Women have been identified as the most victims of different violent conflicts across the African continent, a study by the African Peer Review Mechanism (APRM), has shown.
APRM, an organ of the African Union which promotes good governance, has said the proliferation of cross-border movement in arms and narcotics and violent extremism have fuelled conflicts.
Such conflicts, the study says, often target civilians, particularly women and children.
According to the study, which was unveiled on the sidelines of the Global Gender Summit, 55 per cent of global conflicts existed in Africa in 2002, but the rate fell to 24 per cent by 2011.
By November 2017, there were 15 conflict situations in Africa, all exhibiting the crime of trafficking in women.
APRM indicated that violent conflict is the most immediate trigger for forced displacement, resulting in high number of internally displaced women.
"Conflict has adverse implications of men and women, but there is demonstrable evidence that it affects women and girls disproportionately,” Laura Nyirinkindi, a lead consultant of the study says.
Some of the grave challenges she points to include displacement, loss of homes and property, family disintegration and sexual violence.
Forced displacement in particular has created a humanitarian crisis in different ways, resulting in a vast number of refugees and internally displaced persons.
The study shows that by the end of 2018, Africa hosted the highest number of both women and children refugees (52 per cent and 57 per cent, respectively).
It attributes the grave situation particularly to the fact that decision-making in governance and formal peace processes are male-led and dominated.
According to Nyirinkindi, when qualifications for participation in peace negotiations and mediations are characterised by military, defence and diplomatic experience, women are treated as ineligible.
"The well-developed skills that women in peace-building have built in communication, networking and mediation are discounted as soft skills,” she notes.
Yet, a United Nations Security Council Resolution 1325 on women, peace, and security found that in a 40 case study, the strong presence and participation of women in peace processes produced positive results for negotiations and consensus building.

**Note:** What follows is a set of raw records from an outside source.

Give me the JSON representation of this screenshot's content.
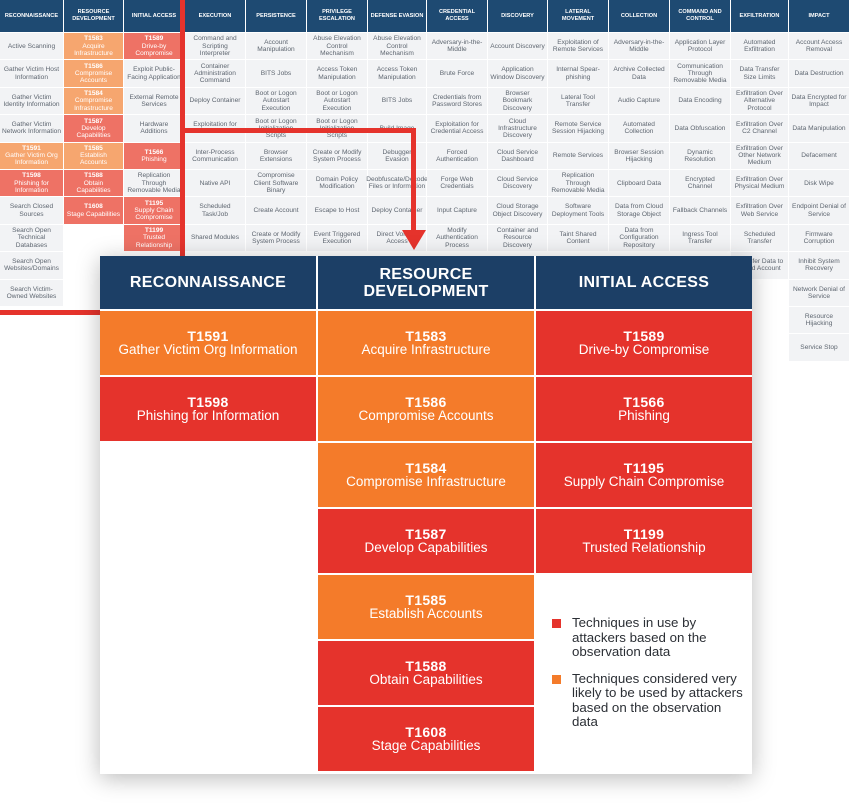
{
  "colors": {
    "header_navy": "#1c3f66",
    "in_use_red": "#e5332c",
    "likely_orange": "#f47b2a",
    "cell_gray": "#f2f3f5",
    "highlight_red": "#e5332c"
  },
  "matrix": {
    "columns": [
      {
        "header": "RECONNAISSANCE",
        "cells": [
          {
            "t": "Active Scanning"
          },
          {
            "t": "Gather Victim Host Information"
          },
          {
            "t": "Gather Victim Identity Information"
          },
          {
            "t": "Gather Victim Network Information"
          },
          {
            "id": "T1591",
            "t": "Gather Victim Org Information",
            "s": "o"
          },
          {
            "id": "T1598",
            "t": "Phishing for Information",
            "s": "r"
          },
          {
            "t": "Search Closed Sources"
          },
          {
            "t": "Search Open Technical Databases"
          },
          {
            "t": "Search Open Websites/Domains"
          },
          {
            "t": "Search Victim-Owned Websites"
          }
        ]
      },
      {
        "header": "RESOURCE DEVELOPMENT",
        "cells": [
          {
            "id": "T1583",
            "t": "Acquire Infrastructure",
            "s": "o"
          },
          {
            "id": "T1586",
            "t": "Compromise Accounts",
            "s": "o"
          },
          {
            "id": "T1584",
            "t": "Compromise Infrastructure",
            "s": "o"
          },
          {
            "id": "T1587",
            "t": "Develop Capabilities",
            "s": "r"
          },
          {
            "id": "T1585",
            "t": "Establish Accounts",
            "s": "o"
          },
          {
            "id": "T1588",
            "t": "Obtain Capabilities",
            "s": "r"
          },
          {
            "id": "T1608",
            "t": "Stage Capabilities",
            "s": "r"
          }
        ]
      },
      {
        "header": "INITIAL ACCESS",
        "cells": [
          {
            "id": "T1589",
            "t": "Drive-by Compromise",
            "s": "r"
          },
          {
            "t": "Exploit Public-Facing Application"
          },
          {
            "t": "External Remote Services"
          },
          {
            "t": "Hardware Additions"
          },
          {
            "id": "T1566",
            "t": "Phishing",
            "s": "r"
          },
          {
            "t": "Replication Through Removable Media"
          },
          {
            "id": "T1195",
            "t": "Supply Chain Compromise",
            "s": "r"
          },
          {
            "id": "T1199",
            "t": "Trusted Relationship",
            "s": "r"
          }
        ]
      },
      {
        "header": "EXECUTION",
        "cells": [
          {
            "t": "Command and Scripting Interpreter"
          },
          {
            "t": "Container Administration Command"
          },
          {
            "t": "Deploy Container"
          },
          {
            "t": "Exploitation for Client Execution"
          },
          {
            "t": "Inter-Process Communication"
          },
          {
            "t": "Native API"
          },
          {
            "t": "Scheduled Task/Job"
          },
          {
            "t": "Shared Modules"
          }
        ]
      },
      {
        "header": "PERSISTENCE",
        "cells": [
          {
            "t": "Account Manipulation"
          },
          {
            "t": "BITS Jobs"
          },
          {
            "t": "Boot or Logon Autostart Execution"
          },
          {
            "t": "Boot or Logon Initialization Scripts"
          },
          {
            "t": "Browser Extensions"
          },
          {
            "t": "Compromise Client Software Binary"
          },
          {
            "t": "Create Account"
          },
          {
            "t": "Create or Modify System Process"
          }
        ]
      },
      {
        "header": "PRIVILEGE ESCALATION",
        "cells": [
          {
            "t": "Abuse Elevation Control Mechanism"
          },
          {
            "t": "Access Token Manipulation"
          },
          {
            "t": "Boot or Logon Autostart Execution"
          },
          {
            "t": "Boot or Logon Initialization Scripts"
          },
          {
            "t": "Create or Modify System Process"
          },
          {
            "t": "Domain Policy Modification"
          },
          {
            "t": "Escape to Host"
          },
          {
            "t": "Event Triggered Execution"
          }
        ]
      },
      {
        "header": "DEFENSE EVASION",
        "cells": [
          {
            "t": "Abuse Elevation Control Mechanism"
          },
          {
            "t": "Access Token Manipulation"
          },
          {
            "t": "BITS Jobs"
          },
          {
            "t": "Build Image"
          },
          {
            "t": "Debugger Evasion"
          },
          {
            "t": "Deobfuscate/Decode Files or Information"
          },
          {
            "t": "Deploy Container"
          },
          {
            "t": "Direct Volume Access"
          }
        ]
      },
      {
        "header": "CREDENTIAL ACCESS",
        "cells": [
          {
            "t": "Adversary-in-the-Middle"
          },
          {
            "t": "Brute Force"
          },
          {
            "t": "Credentials from Password Stores"
          },
          {
            "t": "Exploitation for Credential Access"
          },
          {
            "t": "Forced Authentication"
          },
          {
            "t": "Forge Web Credentials"
          },
          {
            "t": "Input Capture"
          },
          {
            "t": "Modify Authentication Process"
          }
        ]
      },
      {
        "header": "DISCOVERY",
        "cells": [
          {
            "t": "Account Discovery"
          },
          {
            "t": "Application Window Discovery"
          },
          {
            "t": "Browser Bookmark Discovery"
          },
          {
            "t": "Cloud Infrastructure Discovery"
          },
          {
            "t": "Cloud Service Dashboard"
          },
          {
            "t": "Cloud Service Discovery"
          },
          {
            "t": "Cloud Storage Object Discovery"
          },
          {
            "t": "Container and Resource Discovery"
          }
        ]
      },
      {
        "header": "LATERAL MOVEMENT",
        "cells": [
          {
            "t": "Exploitation of Remote Services"
          },
          {
            "t": "Internal Spear-phishing"
          },
          {
            "t": "Lateral Tool Transfer"
          },
          {
            "t": "Remote Service Session Hijacking"
          },
          {
            "t": "Remote Services"
          },
          {
            "t": "Replication Through Removable Media"
          },
          {
            "t": "Software Deployment Tools"
          },
          {
            "t": "Taint Shared Content"
          }
        ]
      },
      {
        "header": "COLLECTION",
        "cells": [
          {
            "t": "Adversary-in-the-Middle"
          },
          {
            "t": "Archive Collected Data"
          },
          {
            "t": "Audio Capture"
          },
          {
            "t": "Automated Collection"
          },
          {
            "t": "Browser Session Hijacking"
          },
          {
            "t": "Clipboard Data"
          },
          {
            "t": "Data from Cloud Storage Object"
          },
          {
            "t": "Data from Configuration Repository"
          }
        ]
      },
      {
        "header": "COMMAND AND CONTROL",
        "cells": [
          {
            "t": "Application Layer Protocol"
          },
          {
            "t": "Communication Through Removable Media"
          },
          {
            "t": "Data Encoding"
          },
          {
            "t": "Data Obfuscation"
          },
          {
            "t": "Dynamic Resolution"
          },
          {
            "t": "Encrypted Channel"
          },
          {
            "t": "Fallback Channels"
          },
          {
            "t": "Ingress Tool Transfer"
          }
        ]
      },
      {
        "header": "EXFILTRATION",
        "cells": [
          {
            "t": "Automated Exfiltration"
          },
          {
            "t": "Data Transfer Size Limits"
          },
          {
            "t": "Exfiltration Over Alternative Protocol"
          },
          {
            "t": "Exfiltration Over C2 Channel"
          },
          {
            "t": "Exfiltration Over Other Network Medium"
          },
          {
            "t": "Exfiltration Over Physical Medium"
          },
          {
            "t": "Exfiltration Over Web Service"
          },
          {
            "t": "Scheduled Transfer"
          },
          {
            "t": "Transfer Data to Cloud Account"
          }
        ]
      },
      {
        "header": "IMPACT",
        "cells": [
          {
            "t": "Account Access Removal"
          },
          {
            "t": "Data Destruction"
          },
          {
            "t": "Data Encrypted for Impact"
          },
          {
            "t": "Data Manipulation"
          },
          {
            "t": "Defacement"
          },
          {
            "t": "Disk Wipe"
          },
          {
            "t": "Endpoint Denial of Service"
          },
          {
            "t": "Firmware Corruption"
          },
          {
            "t": "Inhibit System Recovery"
          },
          {
            "t": "Network Denial of Service"
          },
          {
            "t": "Resource Hijacking"
          },
          {
            "t": "Service Stop"
          }
        ]
      }
    ]
  },
  "zoom": {
    "columns": [
      {
        "header": "RECONNAISSANCE",
        "cells": [
          {
            "id": "T1591",
            "t": "Gather Victim Org Information",
            "s": "o"
          },
          {
            "id": "T1598",
            "t": "Phishing for Information",
            "s": "r"
          }
        ]
      },
      {
        "header": "RESOURCE DEVELOPMENT",
        "cells": [
          {
            "id": "T1583",
            "t": "Acquire Infrastructure",
            "s": "o"
          },
          {
            "id": "T1586",
            "t": "Compromise Accounts",
            "s": "o"
          },
          {
            "id": "T1584",
            "t": "Compromise Infrastructure",
            "s": "o"
          },
          {
            "id": "T1587",
            "t": "Develop Capabilities",
            "s": "r"
          },
          {
            "id": "T1585",
            "t": "Establish Accounts",
            "s": "o"
          },
          {
            "id": "T1588",
            "t": "Obtain Capabilities",
            "s": "r"
          },
          {
            "id": "T1608",
            "t": "Stage Capabilities",
            "s": "r"
          }
        ]
      },
      {
        "header": "INITIAL ACCESS",
        "cells": [
          {
            "id": "T1589",
            "t": "Drive-by Compromise",
            "s": "r"
          },
          {
            "id": "T1566",
            "t": "Phishing",
            "s": "r"
          },
          {
            "id": "T1195",
            "t": "Supply Chain Compromise",
            "s": "r"
          },
          {
            "id": "T1199",
            "t": "Trusted Relationship",
            "s": "r"
          }
        ]
      }
    ]
  },
  "legend": {
    "items": [
      {
        "color": "#e5332c",
        "text": "Techniques in use by attackers based on the observation data"
      },
      {
        "color": "#f47b2a",
        "text": "Techniques considered very likely to be used by attackers based on the observation data"
      }
    ]
  }
}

A 2019 study in 30 African countries found that gender equality can reduce the probability of electoral violence in Africa by around 4.2 per cent.
Despite that, it is estimated that out of 1,168 peace agreements signed between 1990 and January 2014 globally, only 18 per cent made any references to women or gender.
Indeed, Nyuon Susan Sebit, Head of National Alliance of Women Lawyers in South Sudan says her country has been at the core of conflicts but that women have not been part of the peace process.
According to Sebit, when South Sudanese started peace negotiations in 2015 after the conflicts broke out, it was difficult for women like her.
"There was no gender lens at the time,” she recalls.
The latest agreement, however, there is a likelihood of applicability because women have been on the peace negotiating table, she adds.
"When women are on the negotiation table, they don’t talk about women only but they talk about the whole population,” she argues.
Sebit emphasises that victims of conflicts should access justice since they are dominantly the victims.
"This is why we have taken that task on,” she says, adding that her organisation currently provides women and children with pro-bono services.
Stella Mystica Sabiti, the UN Advisor to the AU Network of Women in Conflict Prevention and Mediation, says there is a need to make peace and security "the issue of life and death” because she believes that’s the only way Africa can make headway.
Women need to stand up, but Sabiti notes that it is not a walk in the park rather it requires strength.
For Fatimata Maiga, the Chairperson of the Association of Women for Peace Initiatives in Mali, women have to "push doors, knock on doors” especially during peace negotiations.